È stato notato da autorevoli storici come nell’ascesa del fascismo il parlamento fu del tutto marginalizzato. Con la fine dell’opposizione aventiniana, la Camera di fatto divenne irrilevante. Mussolini, in un certo senso, fece dello stato di eccezione la condizione stabile nella quale esercitare il potere. Cadde il fascismo, cadde la monarchia, arrivò la Repubblica. Ma quel fiume carsico ha continuato a scorrere.
Mettere in collegamento diverse stagioni storiche può sembrare azzardato, ma sembra difficile non rilevare che, almeno a partire dalla Grande Guerra, in Italia è in azione una spinta antiparlamentare, e dunque antidemocratica, che non è mai venuta meno e che gioca un ruolo decisivo nella “crisi della politica”, a sua volta funzionale alle pressioni antidemocratiche. Una crisi alimentata anche dall’antipolitica sempre risorgente.
Nel saggio che conclude il suo libro, significativamente intitolato Il potere dei “circoli” e la debolezza della politica, Macaluso mette bene in evidenza come il “caso italiano” sia stato segnato da una costante e mai interrotta influenza di poteri esterni allo Stato, anche se la definizione di “esterni” non è del tutto corretta visto che tali poteri spesso si identificano con lo Stato stesso e ne condizionano gli organi. La storia dell’Italia è in larga parte la storia dell’influenza esercitata dai “circoli”, attraverso tappe che ben conosciamo e che arrivano fino a noi, dalla strategia della tensione alla P 2, dal delitto Moro fino a Mani pulite.

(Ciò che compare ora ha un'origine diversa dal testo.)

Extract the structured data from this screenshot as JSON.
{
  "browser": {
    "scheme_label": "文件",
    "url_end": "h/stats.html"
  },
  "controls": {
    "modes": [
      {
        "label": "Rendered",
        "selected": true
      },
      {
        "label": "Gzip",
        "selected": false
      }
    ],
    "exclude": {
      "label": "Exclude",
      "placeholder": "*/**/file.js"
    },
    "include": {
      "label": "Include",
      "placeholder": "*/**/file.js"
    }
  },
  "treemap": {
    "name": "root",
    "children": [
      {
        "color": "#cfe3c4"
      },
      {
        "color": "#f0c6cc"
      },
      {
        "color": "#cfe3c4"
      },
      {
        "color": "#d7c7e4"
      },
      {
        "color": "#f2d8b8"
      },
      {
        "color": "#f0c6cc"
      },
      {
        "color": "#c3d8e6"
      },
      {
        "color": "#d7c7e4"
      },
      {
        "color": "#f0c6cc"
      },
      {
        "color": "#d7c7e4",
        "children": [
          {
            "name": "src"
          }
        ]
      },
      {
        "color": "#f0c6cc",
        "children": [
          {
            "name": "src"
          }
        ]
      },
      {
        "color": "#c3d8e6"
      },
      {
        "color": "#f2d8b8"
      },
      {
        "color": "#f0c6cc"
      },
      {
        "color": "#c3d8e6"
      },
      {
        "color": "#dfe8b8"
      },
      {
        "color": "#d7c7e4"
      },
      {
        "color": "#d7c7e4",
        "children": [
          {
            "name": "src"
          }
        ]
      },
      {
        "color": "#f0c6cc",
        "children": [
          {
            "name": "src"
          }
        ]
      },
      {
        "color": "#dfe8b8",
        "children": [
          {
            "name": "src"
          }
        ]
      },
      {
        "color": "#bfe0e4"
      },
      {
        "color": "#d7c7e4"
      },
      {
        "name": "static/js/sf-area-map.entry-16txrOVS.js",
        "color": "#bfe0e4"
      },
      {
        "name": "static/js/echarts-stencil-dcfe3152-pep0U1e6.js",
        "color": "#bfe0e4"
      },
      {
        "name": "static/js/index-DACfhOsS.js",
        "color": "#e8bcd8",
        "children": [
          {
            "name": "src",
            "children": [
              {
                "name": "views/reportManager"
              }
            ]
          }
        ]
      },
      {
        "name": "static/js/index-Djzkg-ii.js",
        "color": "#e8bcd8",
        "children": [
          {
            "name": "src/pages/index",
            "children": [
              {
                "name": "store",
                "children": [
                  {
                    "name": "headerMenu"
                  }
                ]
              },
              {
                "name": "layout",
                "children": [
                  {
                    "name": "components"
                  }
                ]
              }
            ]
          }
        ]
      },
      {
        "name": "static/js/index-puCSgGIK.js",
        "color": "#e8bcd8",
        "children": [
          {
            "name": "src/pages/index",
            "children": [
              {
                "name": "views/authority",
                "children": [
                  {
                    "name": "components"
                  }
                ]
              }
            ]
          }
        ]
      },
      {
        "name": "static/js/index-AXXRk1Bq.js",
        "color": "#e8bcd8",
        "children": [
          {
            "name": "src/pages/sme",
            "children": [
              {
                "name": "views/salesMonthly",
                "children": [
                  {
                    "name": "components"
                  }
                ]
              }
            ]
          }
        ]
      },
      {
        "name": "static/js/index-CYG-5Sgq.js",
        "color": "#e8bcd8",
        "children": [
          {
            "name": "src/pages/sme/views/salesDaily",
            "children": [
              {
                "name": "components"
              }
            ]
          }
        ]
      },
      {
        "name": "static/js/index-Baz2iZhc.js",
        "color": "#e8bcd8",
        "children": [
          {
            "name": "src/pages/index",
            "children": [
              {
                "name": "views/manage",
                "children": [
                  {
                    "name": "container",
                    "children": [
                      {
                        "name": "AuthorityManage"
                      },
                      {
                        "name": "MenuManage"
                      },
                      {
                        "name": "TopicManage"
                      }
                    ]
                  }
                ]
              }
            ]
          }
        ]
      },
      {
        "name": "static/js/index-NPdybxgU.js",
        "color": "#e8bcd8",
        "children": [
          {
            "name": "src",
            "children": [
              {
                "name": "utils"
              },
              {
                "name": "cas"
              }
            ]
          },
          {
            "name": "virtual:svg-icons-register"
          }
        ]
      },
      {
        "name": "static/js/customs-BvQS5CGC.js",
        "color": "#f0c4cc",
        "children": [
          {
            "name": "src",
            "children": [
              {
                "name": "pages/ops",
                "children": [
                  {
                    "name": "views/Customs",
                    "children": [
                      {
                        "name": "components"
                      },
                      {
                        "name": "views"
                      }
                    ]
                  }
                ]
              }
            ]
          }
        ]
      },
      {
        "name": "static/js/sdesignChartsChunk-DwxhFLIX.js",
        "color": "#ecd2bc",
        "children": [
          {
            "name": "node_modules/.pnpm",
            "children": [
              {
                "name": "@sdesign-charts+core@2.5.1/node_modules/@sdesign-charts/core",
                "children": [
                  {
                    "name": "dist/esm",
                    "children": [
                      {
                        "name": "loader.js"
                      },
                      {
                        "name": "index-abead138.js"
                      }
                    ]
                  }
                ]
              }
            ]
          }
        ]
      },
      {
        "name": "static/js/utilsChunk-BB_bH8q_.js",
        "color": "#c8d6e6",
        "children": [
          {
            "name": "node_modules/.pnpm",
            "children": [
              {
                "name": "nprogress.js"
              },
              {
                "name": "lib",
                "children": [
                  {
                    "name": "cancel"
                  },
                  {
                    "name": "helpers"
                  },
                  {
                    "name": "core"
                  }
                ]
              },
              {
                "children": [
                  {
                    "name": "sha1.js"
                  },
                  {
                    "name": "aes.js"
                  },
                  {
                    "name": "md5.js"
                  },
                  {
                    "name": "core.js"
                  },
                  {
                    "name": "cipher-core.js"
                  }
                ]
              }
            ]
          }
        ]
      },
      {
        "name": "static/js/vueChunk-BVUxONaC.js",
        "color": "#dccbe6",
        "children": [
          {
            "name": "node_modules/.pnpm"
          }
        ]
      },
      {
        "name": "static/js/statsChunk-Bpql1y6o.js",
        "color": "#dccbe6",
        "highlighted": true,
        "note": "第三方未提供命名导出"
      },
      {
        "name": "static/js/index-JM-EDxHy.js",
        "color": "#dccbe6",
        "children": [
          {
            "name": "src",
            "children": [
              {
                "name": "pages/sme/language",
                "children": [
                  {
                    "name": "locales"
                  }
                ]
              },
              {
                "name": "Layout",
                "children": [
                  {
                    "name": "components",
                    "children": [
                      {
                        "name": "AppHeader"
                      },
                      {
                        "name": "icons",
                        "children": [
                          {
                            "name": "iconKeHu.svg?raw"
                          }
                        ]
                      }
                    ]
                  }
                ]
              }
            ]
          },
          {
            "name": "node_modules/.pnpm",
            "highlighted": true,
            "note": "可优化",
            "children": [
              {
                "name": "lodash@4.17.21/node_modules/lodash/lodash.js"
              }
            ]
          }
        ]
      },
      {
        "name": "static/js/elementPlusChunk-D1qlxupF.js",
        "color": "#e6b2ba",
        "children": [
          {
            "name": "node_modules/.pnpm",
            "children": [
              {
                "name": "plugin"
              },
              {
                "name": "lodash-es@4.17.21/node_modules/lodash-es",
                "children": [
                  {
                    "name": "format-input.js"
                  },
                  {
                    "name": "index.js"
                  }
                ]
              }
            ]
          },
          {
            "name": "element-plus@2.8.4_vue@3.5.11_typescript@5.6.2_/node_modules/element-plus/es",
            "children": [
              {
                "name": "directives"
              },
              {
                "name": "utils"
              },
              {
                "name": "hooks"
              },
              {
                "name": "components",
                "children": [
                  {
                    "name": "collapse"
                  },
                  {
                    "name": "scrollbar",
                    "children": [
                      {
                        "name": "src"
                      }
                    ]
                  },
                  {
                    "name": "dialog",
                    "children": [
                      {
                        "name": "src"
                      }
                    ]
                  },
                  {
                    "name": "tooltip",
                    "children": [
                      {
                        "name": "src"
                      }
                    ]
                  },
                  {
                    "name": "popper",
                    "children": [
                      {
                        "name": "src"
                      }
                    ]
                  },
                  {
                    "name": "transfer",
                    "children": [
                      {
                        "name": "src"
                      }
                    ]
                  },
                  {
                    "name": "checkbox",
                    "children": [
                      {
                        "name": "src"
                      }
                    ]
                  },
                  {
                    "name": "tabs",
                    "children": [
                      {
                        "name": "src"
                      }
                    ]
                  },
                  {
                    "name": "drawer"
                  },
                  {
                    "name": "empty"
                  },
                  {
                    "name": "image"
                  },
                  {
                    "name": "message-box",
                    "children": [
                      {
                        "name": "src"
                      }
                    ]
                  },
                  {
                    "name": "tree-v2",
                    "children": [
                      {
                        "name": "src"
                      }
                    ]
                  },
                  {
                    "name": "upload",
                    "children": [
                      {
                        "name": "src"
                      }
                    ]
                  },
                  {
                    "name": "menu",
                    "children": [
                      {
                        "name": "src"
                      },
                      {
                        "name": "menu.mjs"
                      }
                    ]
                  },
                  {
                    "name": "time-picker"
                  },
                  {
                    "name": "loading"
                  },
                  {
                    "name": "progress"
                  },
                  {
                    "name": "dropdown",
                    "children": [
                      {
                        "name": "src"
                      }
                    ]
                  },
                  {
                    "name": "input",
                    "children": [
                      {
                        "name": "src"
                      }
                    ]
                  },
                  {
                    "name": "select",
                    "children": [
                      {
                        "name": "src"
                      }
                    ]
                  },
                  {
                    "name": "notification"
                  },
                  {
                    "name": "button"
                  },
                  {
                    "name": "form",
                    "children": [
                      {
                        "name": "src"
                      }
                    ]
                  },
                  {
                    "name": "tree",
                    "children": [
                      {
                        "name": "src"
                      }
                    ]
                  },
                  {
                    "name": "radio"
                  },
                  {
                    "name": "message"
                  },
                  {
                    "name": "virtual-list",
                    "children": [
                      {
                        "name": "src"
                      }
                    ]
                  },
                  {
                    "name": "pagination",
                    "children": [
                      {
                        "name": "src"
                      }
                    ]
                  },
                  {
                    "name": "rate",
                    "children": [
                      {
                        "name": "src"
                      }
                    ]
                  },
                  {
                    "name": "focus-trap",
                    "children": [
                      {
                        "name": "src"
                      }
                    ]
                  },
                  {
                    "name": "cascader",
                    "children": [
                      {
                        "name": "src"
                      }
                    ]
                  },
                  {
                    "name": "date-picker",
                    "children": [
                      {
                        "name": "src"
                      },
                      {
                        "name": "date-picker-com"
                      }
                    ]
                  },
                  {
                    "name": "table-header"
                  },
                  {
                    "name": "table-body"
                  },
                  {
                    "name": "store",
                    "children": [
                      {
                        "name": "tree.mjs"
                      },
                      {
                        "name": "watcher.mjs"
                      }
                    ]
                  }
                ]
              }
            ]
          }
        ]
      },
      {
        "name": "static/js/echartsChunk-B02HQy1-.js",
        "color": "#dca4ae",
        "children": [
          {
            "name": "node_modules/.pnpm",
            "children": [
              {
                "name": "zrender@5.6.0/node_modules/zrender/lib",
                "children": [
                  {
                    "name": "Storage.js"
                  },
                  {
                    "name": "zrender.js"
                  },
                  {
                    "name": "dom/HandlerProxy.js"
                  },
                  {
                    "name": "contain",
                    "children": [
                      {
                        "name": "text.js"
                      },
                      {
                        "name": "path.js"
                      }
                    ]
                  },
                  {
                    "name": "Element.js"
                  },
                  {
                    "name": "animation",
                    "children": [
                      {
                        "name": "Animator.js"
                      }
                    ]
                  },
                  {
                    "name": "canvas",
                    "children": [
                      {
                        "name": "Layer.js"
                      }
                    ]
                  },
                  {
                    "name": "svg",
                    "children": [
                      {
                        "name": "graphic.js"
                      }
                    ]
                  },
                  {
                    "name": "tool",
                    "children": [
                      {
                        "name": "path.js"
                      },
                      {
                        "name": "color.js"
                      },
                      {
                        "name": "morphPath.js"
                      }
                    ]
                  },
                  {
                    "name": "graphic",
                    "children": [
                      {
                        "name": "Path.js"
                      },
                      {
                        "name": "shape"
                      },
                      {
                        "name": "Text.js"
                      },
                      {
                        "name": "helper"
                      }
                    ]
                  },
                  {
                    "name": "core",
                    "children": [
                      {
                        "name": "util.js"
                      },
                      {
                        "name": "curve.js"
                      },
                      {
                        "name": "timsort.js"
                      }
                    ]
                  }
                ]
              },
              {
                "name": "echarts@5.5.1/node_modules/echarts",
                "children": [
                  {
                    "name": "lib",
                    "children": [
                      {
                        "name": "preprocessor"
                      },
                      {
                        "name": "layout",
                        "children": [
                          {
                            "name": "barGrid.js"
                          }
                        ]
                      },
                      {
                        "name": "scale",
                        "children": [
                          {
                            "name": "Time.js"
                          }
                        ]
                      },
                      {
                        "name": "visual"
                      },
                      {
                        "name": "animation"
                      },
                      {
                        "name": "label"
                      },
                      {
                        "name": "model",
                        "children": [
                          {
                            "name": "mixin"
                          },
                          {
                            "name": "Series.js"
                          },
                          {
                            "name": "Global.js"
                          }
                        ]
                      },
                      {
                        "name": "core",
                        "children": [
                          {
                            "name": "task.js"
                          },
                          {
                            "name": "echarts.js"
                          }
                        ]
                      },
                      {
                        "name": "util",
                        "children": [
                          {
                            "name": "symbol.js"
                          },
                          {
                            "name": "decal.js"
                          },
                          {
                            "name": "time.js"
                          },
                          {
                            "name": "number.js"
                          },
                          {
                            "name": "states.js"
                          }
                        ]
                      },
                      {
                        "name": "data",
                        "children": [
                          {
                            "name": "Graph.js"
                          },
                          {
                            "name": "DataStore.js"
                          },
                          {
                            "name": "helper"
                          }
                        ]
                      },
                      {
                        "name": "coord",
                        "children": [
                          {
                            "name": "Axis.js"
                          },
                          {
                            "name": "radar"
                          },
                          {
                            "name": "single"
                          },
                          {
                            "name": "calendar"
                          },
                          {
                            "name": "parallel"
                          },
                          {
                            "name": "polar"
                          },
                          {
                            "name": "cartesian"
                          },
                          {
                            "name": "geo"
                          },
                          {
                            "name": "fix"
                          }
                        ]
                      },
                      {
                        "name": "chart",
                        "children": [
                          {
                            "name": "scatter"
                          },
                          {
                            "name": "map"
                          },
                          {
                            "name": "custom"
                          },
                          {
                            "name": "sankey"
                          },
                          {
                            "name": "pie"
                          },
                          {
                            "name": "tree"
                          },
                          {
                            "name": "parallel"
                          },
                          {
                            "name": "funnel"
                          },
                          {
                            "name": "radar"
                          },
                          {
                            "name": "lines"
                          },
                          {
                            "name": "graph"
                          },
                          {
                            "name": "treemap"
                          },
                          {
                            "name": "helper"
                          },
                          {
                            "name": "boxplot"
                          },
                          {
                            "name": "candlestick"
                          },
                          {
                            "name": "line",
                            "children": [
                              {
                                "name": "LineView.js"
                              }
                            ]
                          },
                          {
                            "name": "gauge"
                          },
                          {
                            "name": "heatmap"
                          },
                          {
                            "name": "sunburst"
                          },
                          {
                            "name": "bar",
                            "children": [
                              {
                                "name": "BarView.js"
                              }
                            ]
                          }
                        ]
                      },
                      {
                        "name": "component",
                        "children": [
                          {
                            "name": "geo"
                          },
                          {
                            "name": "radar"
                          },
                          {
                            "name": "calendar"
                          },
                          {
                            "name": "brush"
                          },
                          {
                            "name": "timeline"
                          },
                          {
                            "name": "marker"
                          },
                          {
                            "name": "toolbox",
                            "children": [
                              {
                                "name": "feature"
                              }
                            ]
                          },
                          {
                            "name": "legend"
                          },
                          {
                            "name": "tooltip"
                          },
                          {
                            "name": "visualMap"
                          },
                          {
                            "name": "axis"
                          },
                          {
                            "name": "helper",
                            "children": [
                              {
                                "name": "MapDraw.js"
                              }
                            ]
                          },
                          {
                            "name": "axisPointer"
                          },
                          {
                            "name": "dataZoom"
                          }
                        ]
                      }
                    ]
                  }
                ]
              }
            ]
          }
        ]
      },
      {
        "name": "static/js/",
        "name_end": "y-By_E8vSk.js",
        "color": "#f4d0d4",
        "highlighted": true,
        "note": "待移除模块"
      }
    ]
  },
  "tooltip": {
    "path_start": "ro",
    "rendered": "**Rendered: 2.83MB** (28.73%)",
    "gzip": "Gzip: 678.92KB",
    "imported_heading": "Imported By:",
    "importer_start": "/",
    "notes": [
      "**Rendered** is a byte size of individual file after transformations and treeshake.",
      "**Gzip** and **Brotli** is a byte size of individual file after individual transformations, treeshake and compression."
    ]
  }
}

Dunque, la linea istituzionale e politica che si è venuta a determinare in Italia con lo stato d’eccezione pandemico di questi ultimi due anni non piove dal cielo, ma si inserisce in un filone consolidato. Penalizzazione del parlamento, svuotamento della politica, degrado della democrazia e imposizione dello stato d’eccezione ne sono i capisaldi. La stessa fine dei partiti va inserita nel quadro. Ricordando, come scrive Macaluso, che ogni volta che la politica si fa più debole i “circoli” ringraziano. Perché, già molto forti, lo diventano ancora di più.